Une nuit, — une nuit d’été et d’orage où la chaleur accablait et rendait le sommeil aussi profond qu’une apoplexie, Allan se souleva dans l’obscurité et se mit à écouter si Camille dormait à côté de lui. Souvent il l’avait crue endormie qu’elle veillait, pleurant dans les ténèbres, il l’appela avec précaution et à plusieurs reprises, et, voyant qu’elle dormait, il sortit du lit et s’habilla à la hâte.

Il regarda machinalement à travers les fenêtres. Le ciel était d’une couleur de cuivre avec d’épais nuages par places et, de seconde en seconde, un pâle éclair filait à l’horizon suivi d’un grondement rauque et sourd. Les saules du marais étaient immobiles. Pas un bruit que ce tonnerre lointain ne venait du dehors. C’était une nuit solennelle et inquiétante pour Allan, car, en s’approchant, le tonnerre pourrait bien réveiller Camille. Aussi disposa-t-il les oreillers autour de la tête de sa femme de manière à intercepter le bruit de l’orage. Elle pouvait étouffer de chaleur concentrée sous les oreillers entassés autour d’elle ; déjà même une sueur épaisse lui coulait du front et Allan la sentit mouiller sa main qui l’effleura par hasard, mais il n’eut aucune pitié. Il poursuivit ses arrangements et il baissa les rideaux du lit et des fenêtres, dont les éclairs ne traversèrent pas les tissus.

Puis il sortit, sur la pointe du pied, comme un coupable. Il avait déjà passé nuitamment, et en se cachant, dans ces longs corridors où la résonnance de ses pas le faisait, malgré lui, tressaillir.
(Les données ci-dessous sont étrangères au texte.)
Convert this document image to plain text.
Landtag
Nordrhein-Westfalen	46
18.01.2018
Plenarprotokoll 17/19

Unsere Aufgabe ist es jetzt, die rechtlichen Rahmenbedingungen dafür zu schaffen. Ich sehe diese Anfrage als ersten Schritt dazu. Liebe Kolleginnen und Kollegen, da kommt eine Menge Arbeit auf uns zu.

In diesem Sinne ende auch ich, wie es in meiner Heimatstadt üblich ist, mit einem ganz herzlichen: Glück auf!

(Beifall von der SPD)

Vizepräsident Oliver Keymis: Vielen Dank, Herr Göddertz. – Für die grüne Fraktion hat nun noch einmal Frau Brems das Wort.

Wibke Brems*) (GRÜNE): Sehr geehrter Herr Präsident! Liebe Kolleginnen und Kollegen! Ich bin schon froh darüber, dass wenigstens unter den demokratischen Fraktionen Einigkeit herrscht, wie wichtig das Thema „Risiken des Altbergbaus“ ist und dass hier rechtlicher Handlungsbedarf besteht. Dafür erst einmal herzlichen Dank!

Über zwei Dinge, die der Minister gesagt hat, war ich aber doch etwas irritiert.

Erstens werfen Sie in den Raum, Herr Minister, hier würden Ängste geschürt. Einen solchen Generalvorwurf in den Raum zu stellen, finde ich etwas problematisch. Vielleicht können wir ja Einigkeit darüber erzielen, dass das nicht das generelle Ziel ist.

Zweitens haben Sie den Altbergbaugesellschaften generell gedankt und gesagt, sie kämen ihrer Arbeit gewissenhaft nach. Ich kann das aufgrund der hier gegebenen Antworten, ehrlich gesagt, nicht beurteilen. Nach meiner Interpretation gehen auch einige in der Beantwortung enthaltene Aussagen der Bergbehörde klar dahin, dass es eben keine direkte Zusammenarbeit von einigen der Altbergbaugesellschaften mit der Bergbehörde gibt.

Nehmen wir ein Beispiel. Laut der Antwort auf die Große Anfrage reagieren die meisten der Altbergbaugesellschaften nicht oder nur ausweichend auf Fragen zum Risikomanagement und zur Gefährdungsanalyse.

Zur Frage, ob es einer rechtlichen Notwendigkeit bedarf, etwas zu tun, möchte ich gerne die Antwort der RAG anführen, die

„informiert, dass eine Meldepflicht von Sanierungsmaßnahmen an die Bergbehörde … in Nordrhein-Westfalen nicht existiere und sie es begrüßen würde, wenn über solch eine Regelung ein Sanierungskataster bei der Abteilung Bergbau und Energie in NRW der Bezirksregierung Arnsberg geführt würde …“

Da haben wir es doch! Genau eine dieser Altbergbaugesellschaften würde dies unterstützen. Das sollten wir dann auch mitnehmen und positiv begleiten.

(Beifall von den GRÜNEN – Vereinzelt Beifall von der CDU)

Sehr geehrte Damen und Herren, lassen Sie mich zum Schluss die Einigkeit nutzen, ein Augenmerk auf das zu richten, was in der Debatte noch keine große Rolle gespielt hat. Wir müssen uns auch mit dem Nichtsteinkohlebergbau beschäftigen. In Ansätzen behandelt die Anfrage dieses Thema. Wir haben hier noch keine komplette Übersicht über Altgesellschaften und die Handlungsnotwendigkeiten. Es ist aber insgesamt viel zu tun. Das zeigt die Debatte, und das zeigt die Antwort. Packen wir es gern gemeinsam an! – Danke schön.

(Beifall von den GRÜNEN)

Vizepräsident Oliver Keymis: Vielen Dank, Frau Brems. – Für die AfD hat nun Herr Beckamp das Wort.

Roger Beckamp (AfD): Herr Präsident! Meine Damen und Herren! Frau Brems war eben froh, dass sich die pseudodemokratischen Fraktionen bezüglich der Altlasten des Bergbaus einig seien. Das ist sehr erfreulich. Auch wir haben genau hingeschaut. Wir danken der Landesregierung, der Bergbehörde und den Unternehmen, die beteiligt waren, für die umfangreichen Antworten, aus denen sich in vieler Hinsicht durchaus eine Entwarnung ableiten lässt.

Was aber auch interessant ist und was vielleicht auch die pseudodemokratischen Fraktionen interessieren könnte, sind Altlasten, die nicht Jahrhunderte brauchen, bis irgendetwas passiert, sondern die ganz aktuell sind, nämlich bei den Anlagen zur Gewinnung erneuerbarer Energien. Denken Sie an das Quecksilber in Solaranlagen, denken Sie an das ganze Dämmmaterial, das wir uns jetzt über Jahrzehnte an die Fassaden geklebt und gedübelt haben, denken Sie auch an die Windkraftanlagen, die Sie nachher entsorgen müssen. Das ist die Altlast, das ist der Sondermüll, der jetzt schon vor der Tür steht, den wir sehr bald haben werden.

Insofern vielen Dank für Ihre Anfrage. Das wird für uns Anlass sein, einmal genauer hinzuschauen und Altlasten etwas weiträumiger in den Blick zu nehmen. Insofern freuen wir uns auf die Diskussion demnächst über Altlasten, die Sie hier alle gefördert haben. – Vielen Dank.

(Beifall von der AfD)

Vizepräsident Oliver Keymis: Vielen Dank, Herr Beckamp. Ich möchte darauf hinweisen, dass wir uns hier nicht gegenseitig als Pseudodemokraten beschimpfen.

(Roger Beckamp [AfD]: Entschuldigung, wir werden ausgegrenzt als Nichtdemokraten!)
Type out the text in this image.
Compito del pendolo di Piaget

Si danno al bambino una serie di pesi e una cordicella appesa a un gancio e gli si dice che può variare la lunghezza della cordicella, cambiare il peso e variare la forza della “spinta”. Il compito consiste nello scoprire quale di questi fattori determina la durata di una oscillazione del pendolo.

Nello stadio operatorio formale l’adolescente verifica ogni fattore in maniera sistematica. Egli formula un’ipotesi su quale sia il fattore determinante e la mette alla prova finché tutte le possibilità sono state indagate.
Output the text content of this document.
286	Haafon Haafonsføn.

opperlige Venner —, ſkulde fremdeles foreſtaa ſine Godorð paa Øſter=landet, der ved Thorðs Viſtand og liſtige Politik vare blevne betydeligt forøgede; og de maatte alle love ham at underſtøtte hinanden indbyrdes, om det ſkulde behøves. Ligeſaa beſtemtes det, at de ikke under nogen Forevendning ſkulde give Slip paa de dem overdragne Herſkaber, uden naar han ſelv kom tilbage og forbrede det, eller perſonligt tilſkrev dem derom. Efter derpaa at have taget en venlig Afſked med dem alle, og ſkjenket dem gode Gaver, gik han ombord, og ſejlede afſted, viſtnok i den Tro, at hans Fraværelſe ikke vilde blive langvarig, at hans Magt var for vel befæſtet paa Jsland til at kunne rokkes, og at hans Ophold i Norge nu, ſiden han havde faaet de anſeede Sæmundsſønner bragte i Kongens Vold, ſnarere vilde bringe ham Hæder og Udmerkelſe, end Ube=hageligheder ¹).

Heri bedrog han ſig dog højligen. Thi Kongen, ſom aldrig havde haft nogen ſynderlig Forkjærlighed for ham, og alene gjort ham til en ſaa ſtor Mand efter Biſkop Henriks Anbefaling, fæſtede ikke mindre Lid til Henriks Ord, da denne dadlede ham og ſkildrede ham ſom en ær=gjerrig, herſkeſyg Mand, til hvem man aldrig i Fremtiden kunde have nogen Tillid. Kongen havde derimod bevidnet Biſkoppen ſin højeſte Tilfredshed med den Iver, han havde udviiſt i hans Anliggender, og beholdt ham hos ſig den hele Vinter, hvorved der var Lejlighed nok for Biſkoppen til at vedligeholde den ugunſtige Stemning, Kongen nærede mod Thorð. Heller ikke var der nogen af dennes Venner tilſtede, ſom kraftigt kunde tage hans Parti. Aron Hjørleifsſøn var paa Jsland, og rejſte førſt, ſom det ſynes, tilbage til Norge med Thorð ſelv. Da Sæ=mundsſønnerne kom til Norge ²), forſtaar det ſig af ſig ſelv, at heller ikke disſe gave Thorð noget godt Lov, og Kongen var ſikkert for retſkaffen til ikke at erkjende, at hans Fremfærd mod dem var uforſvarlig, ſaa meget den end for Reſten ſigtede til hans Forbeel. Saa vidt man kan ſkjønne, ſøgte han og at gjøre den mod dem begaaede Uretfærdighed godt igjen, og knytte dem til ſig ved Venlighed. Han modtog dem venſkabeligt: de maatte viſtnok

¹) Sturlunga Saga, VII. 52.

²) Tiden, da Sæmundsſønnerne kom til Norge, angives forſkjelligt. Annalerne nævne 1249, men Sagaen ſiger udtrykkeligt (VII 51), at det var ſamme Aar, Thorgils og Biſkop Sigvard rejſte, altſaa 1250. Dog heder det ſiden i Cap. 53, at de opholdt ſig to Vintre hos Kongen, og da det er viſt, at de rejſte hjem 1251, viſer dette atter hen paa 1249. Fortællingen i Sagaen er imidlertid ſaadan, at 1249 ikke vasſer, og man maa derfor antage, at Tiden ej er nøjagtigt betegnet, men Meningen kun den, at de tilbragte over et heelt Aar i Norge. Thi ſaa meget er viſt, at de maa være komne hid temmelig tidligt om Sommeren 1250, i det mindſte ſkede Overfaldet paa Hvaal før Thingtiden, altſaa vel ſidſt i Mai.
Mais l’état actuel de son âme ne lui rappelait guère ce qu’il était alors… Il ouvrit la même porte qu’il avait tant de fois ouverte, à pareille heure, et il entra chez madame de Scudemor.

Elle était étendue sur son lit, un châle noué négligemment autour de la tête qui pendait hors de sa couche, et qu’elle s’efforça de relever.

— Eh bien ? — lui dit-il en la soutenant avec effroi.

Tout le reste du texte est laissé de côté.